Résultat : ceux qui roulent pour travailler dépensent plus, mais déduisent toujours la même chose. Un décalage grandissant, qui transforme le barème en simple illusion comptable. Sur le terrain, la différence se compte en centaines d’euros perdus chaque année.

Les promesses envolées et le rapport fantôme

En 2022, le gouvernement avait promis une grande réforme : une indexation automatique du barème pour coller aux hausses de coûts réels. Un engagement martelé par Bruno Le Maire lui-même. Trois ans plus tard, cette promesse a pris la poussière des vieilles annonces politiques : jamais appliquée, jamais évoquée à nouveau.

Autre dossier attendu : un rapport au Parlement, censé être remis en mars 2025, pour proposer une refonte du barème intégrant des critères environnementaux. Là encore, silence radio. Aucune publication, aucune explication. Le calendrier a été oublié en route, comme si la question avait cessé d’exister.

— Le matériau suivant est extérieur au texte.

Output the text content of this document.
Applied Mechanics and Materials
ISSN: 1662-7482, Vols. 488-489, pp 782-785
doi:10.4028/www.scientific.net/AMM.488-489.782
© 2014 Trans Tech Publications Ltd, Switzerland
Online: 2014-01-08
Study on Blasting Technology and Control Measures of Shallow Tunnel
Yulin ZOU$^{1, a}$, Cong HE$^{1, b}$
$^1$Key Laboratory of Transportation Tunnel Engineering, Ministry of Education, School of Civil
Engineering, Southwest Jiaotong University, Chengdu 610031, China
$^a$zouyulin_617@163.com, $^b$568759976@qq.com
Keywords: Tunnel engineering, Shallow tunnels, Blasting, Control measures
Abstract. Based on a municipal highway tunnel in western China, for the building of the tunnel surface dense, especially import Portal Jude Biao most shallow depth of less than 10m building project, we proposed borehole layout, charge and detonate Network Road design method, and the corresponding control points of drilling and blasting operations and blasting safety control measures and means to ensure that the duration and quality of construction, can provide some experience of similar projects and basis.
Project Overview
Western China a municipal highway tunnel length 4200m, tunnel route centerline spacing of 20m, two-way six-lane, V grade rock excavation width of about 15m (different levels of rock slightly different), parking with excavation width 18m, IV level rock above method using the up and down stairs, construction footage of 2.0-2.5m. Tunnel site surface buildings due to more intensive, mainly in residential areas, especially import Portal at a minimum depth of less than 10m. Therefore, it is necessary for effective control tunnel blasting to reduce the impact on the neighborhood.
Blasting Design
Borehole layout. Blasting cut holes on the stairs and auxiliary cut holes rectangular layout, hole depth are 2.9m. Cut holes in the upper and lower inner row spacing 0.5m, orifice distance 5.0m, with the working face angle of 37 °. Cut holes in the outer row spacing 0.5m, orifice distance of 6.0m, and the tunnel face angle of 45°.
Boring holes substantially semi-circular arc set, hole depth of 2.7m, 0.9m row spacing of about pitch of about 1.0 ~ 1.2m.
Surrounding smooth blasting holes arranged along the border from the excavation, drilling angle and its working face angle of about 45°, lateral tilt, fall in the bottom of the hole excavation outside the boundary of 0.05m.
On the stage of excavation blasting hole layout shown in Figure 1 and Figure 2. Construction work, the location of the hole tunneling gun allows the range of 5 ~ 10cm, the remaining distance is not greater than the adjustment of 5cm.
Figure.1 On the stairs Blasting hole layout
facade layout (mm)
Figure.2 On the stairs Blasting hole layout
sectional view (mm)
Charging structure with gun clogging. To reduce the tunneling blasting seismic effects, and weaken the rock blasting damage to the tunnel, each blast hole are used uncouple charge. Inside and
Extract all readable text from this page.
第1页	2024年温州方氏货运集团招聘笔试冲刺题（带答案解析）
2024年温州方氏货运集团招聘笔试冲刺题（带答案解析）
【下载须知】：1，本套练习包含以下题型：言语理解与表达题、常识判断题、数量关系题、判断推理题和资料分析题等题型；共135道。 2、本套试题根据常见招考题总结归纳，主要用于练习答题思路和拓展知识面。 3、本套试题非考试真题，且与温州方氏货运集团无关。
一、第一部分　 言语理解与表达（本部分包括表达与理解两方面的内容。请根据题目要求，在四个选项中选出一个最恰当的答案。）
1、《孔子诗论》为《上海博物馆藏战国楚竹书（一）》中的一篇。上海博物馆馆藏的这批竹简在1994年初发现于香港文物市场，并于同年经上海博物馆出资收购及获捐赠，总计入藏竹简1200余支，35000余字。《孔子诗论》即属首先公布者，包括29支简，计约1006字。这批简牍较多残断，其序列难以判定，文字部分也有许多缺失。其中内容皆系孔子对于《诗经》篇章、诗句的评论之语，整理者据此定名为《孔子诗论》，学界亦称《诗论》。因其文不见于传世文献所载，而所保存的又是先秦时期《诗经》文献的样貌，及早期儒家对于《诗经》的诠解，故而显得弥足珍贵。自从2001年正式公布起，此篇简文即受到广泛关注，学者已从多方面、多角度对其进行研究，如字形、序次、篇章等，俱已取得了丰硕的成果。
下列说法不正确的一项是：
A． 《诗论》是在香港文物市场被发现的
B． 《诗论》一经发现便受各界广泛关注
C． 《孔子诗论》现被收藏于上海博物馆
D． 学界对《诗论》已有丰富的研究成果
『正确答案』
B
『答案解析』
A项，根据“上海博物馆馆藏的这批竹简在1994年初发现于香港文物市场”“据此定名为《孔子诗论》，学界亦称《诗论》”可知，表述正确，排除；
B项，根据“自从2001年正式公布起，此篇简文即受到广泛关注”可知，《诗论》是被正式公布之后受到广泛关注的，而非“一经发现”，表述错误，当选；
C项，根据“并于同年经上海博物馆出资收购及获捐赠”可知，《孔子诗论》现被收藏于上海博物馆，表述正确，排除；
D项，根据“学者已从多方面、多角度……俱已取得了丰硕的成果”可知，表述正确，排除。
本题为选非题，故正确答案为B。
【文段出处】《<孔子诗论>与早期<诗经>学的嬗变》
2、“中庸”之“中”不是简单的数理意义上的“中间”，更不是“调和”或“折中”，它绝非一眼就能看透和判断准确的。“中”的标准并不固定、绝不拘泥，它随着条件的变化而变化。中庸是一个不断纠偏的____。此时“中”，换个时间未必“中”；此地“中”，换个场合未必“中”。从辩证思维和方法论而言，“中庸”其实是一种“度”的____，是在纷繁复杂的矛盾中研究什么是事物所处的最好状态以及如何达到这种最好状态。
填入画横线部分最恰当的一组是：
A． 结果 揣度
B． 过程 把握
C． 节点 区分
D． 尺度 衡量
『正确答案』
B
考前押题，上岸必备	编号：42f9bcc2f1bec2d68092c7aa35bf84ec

Le contraste est saisissant : d’un côté, des contribuables qui alignent des frais de plus en plus lourds ; de l’autre, un État qui empile les promesses non tenues et les dossiers enterrés. À force de reporter, Bercy a transformé la transparence en horizon lointain.

 

Et demain, on change quoi ?

C’est bien là le problème : rien n’est prévu. Pas d’annonce pour 2026, pas de calendrier de révision, pas même une esquisse de débat public. Le gel du barème kilométrique semble voué à durer, reconduit mécaniquement d’année en année, sans explication claire.

Les associations d’usagers et de professionnels alertent régulièrement sur l’écart croissant entre les frais réels et le barème officiel. Mais ces critiques restent lettre morte. Bercy garde le silence, comme si ce sujet ne méritait pas plus d’attention qu’une note de bas de page dans le budget.